A New Understanding of How the Brain Processes and Stores Words We Hear
Finding Has Implications for Stroke Survivors and Others with Brain Disorders.
WASHINGTON (July 5, 2023) — Georgetown University Medical Center neuroscientists say the brain’s auditory lexicon, a catalog of verbal language, is actually located in the front of the primary auditory cortex, not in back of it — a finding that upends a century-long understanding of this area of the brain. The new understanding matters because it may impact recovery and rehabilitation following a brain injury such as a stroke.
The findings appear in Neurobiology of Language on July 5, 2023.
Previously, the researchers showed the existence of a lexicon for written words at the base of the brain’s left hemisphere in a region known as the Visual Word Form Area (VWFA) and subsequently determined that newly learned written words were added to the VWFA. The present study sought to test whether a similar lexicon existed for spoken words in the so-called Auditory Word Form Area (AWFA), located anterior to primary auditory cortex.
“Since the early 1900s, scientists believed spoken word recognition took place behind the primary auditory cortex, but that model did not fit well with many observations from patients with speech recognition deficits, such as stroke patients,” says Maximilian Riesenhuber, PhD, professor in the Department of Neuroscience at Georgetown University Medical Center and senior author of this study. “Our discovery of an auditory lexicon more towards the front of the brain provides a new target area to help us understand speech comprehension deficits.”
In the study, led by Srikanth Damera, MD, PhD, 26 volunteers went through three rounds of functional magnetic resonance imaging (fMRI) scans to examine their spoken word processing abilities. The technique used in this study was called fMRI-rapid adaptation (fMRI-RA), which is more sensitive than conventional fMRI in assessing representation of auditory words as well as the learning of new words.
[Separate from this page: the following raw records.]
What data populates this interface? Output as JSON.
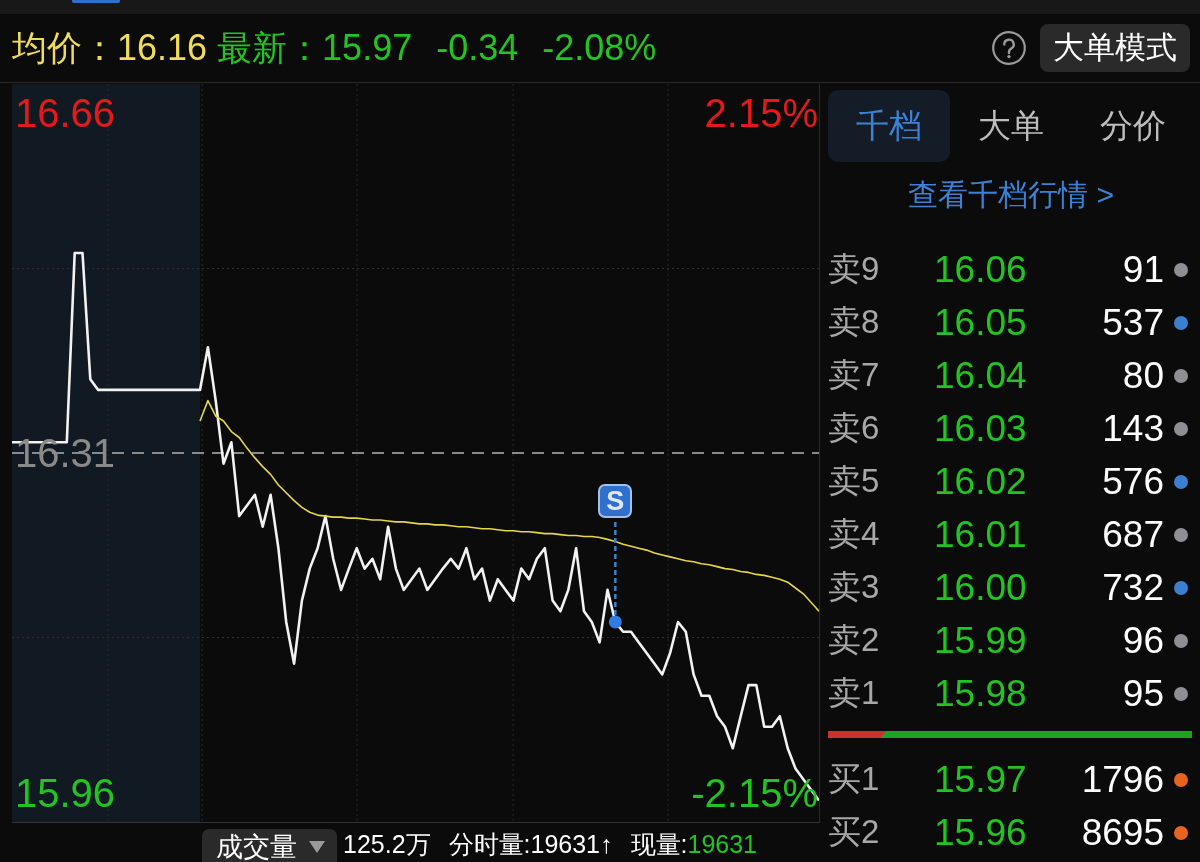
{
  "header": {
    "avg_label": "均价：",
    "avg_value": "16.16",
    "latest_label": "最新：",
    "latest_value": "15.97",
    "change": "-0.34",
    "change_percent": "-2.08%",
    "mode_button": "大单模式"
  },
  "chart": {
    "chart_data": [
      {
        "type": "line",
        "ylim": [
          15.93,
          16.69
        ],
        "y2lim": [
          -2.33,
          2.33
        ],
        "yticks": [
          {
            "value": 16.66,
            "label": "16.66"
          },
          {
            "value": 16.31,
            "label": "16.31"
          },
          {
            "value": 15.96,
            "label": "15.96"
          }
        ],
        "y2ticks": [
          {
            "value": 2.15,
            "label": "2.15%"
          },
          {
            "value": -2.15,
            "label": "-2.15%"
          }
        ],
        "ref_lines": [
          {
            "axis": "y",
            "value": 16.31,
            "color": "#8a8a8a",
            "line_style": "dashed"
          },
          {
            "axis": "y",
            "value": 16.5,
            "color": "#2e2e2e",
            "line_style": "dotted"
          },
          {
            "axis": "y",
            "value": 16.12,
            "color": "#2e2e2e",
            "line_style": "dotted"
          }
        ],
        "grid": true,
        "annotations": [
          "S"
        ],
        "series": [
          {
            "color": "#f2f2f2",
            "values": [
              16.321,
              16.321,
              16.321,
              16.321,
              16.321,
              16.321,
              16.321,
              16.321,
              16.516,
              16.516,
              16.386,
              16.375,
              16.375,
              16.375,
              16.375,
              16.375,
              16.375,
              16.375,
              16.375,
              16.375,
              16.375,
              16.375,
              16.375,
              16.375,
              16.375,
              16.419,
              16.364,
              16.299,
              16.321,
              16.245,
              16.256,
              16.267,
              16.234,
              16.267,
              16.212,
              16.136,
              16.093,
              16.158,
              16.191,
              16.212,
              16.245,
              16.201,
              16.169,
              16.191,
              16.212,
              16.191,
              16.201,
              16.18,
              16.234,
              16.191,
              16.169,
              16.18,
              16.191,
              16.169,
              16.18,
              16.191,
              16.201,
              16.191,
              16.212,
              16.18,
              16.191,
              16.158,
              16.18,
              16.169,
              16.158,
              16.191,
              16.18,
              16.201,
              16.212,
              16.158,
              16.147,
              16.169,
              16.212,
              16.147,
              16.136,
              16.115,
              16.169,
              16.136,
              16.126,
              16.126,
              16.115,
              16.104,
              16.093,
              16.082,
              16.104,
              16.136,
              16.126,
              16.082,
              16.06,
              16.06,
              16.039,
              16.028,
              16.006,
              16.039,
              16.071,
              16.071,
              16.028,
              16.028,
              16.039,
              16.006,
              15.985,
              15.974,
              15.963,
              15.952
            ]
          },
          {
            "color": "#e6d64a",
            "values": [
              null,
              null,
              null,
              null,
              null,
              null,
              null,
              null,
              null,
              null,
              null,
              null,
              null,
              null,
              null,
              null,
              null,
              null,
              null,
              null,
              null,
              null,
              null,
              null,
              16.343,
              16.364,
              16.348,
              16.343,
              16.332,
              16.326,
              16.315,
              16.305,
              16.296,
              16.288,
              16.277,
              16.269,
              16.261,
              16.254,
              16.249,
              16.246,
              16.245,
              16.244,
              16.244,
              16.243,
              16.243,
              16.242,
              16.241,
              16.241,
              16.24,
              16.239,
              16.239,
              16.238,
              16.237,
              16.237,
              16.236,
              16.236,
              16.235,
              16.234,
              16.234,
              16.233,
              16.232,
              16.232,
              16.231,
              16.23,
              16.23,
              16.229,
              16.229,
              16.228,
              16.227,
              16.227,
              16.226,
              16.225,
              16.225,
              16.224,
              16.224,
              16.223,
              16.221,
              16.219,
              16.216,
              16.214,
              16.212,
              16.21,
              16.207,
              16.205,
              16.203,
              16.201,
              16.199,
              16.198,
              16.196,
              16.195,
              16.193,
              16.191,
              16.19,
              16.188,
              16.187,
              16.185,
              16.184,
              16.182,
              16.18,
              16.177,
              16.171,
              16.165,
              16.156,
              16.147
            ]
          }
        ]
      }
    ],
    "volume_bar": {
      "selector": "成交量",
      "total": "125.2万",
      "tick_volume": "分时量:19631↑",
      "current_label": "现量:",
      "current_value": "19631"
    }
  },
  "order_book": {
    "tabs": [
      {
        "label": "千档",
        "selected": true
      },
      {
        "label": "大单",
        "selected": false
      },
      {
        "label": "分价",
        "selected": false
      }
    ],
    "link": "查看千档行情 >",
    "asks": [
      {
        "label": "卖9",
        "price": "16.06",
        "volume": "91",
        "color": "#8e8e93"
      },
      {
        "label": "卖8",
        "price": "16.05",
        "volume": "537",
        "color": "#3a7fd0"
      },
      {
        "label": "卖7",
        "price": "16.04",
        "volume": "80",
        "color": "#8e8e93"
      },
      {
        "label": "卖6",
        "price": "16.03",
        "volume": "143",
        "color": "#8e8e93"
      },
      {
        "label": "卖5",
        "price": "16.02",
        "volume": "576",
        "color": "#3a7fd0"
      },
      {
        "label": "卖4",
        "price": "16.01",
        "volume": "687",
        "color": "#8e8e93"
      },
      {
        "label": "卖3",
        "price": "16.00",
        "volume": "732",
        "color": "#3a7fd0"
      },
      {
        "label": "卖2",
        "price": "15.99",
        "volume": "96",
        "color": "#8e8e93"
      },
      {
        "label": "卖1",
        "price": "15.98",
        "volume": "95",
        "color": "#8e8e93"
      }
    ],
    "ratio_bar": {
      "level": 0.16
    },
    "bids": [
      {
        "label": "买1",
        "price": "15.97",
        "volume": "1796",
        "color": "#e8641e"
      },
      {
        "label": "买2",
        "price": "15.96",
        "volume": "8695",
        "color": "#e8641e"
      }
    ]
  }
}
“In future studies, it will be interesting to investigate how interventions directed at the AWFA affect speech comprehension deficits in people with different types of strokes or brain injury,” says Riesenhuber. “We are also trying to understand how the written and spoken word systems interact. Beyond that, we are using the same techniques to look for auditory lexica in other parts of the brain, such as those responsible for speech production.”
Josef Rauschecker, PhD, DSc, professor in the Department of Neuroscience at Georgetown and co-author of the study, adds that many aspects of how the brain processes words, either written or verbal, remain unexplored.
“We know that when we learn to speak, we rely on our auditory system to tell us whether the sound we’ve produced accurately represents our intended word,” he said. “We use that feedback to refine future attempts to say the word. However, the brain’s process for this remains poorly understood — both for young children learning to speak for the first time, but also for older people learning a second language.”
In addition to Riesenhuber, Damera and Rauschecker, the other authors at Georgetown University are Lillian Chang, Plamen Nikolov, James Mattei, Suneel Banerjee, Patrick H. Cox and Xiong Jiang. Laurie S. Glezer is at San Diego State University, CA.
This work was supported by funds from the National Science Foundation grant BCS-1756313. Additional support was provided by NIH grant 1S10OD023561. This work also used resources provided through the Extreme Science and Engineering Discovery Environment (XSEDE), which is supported by National Science Foundation grant ACI-1548562.
The authors declare no personal financial interests related to the study.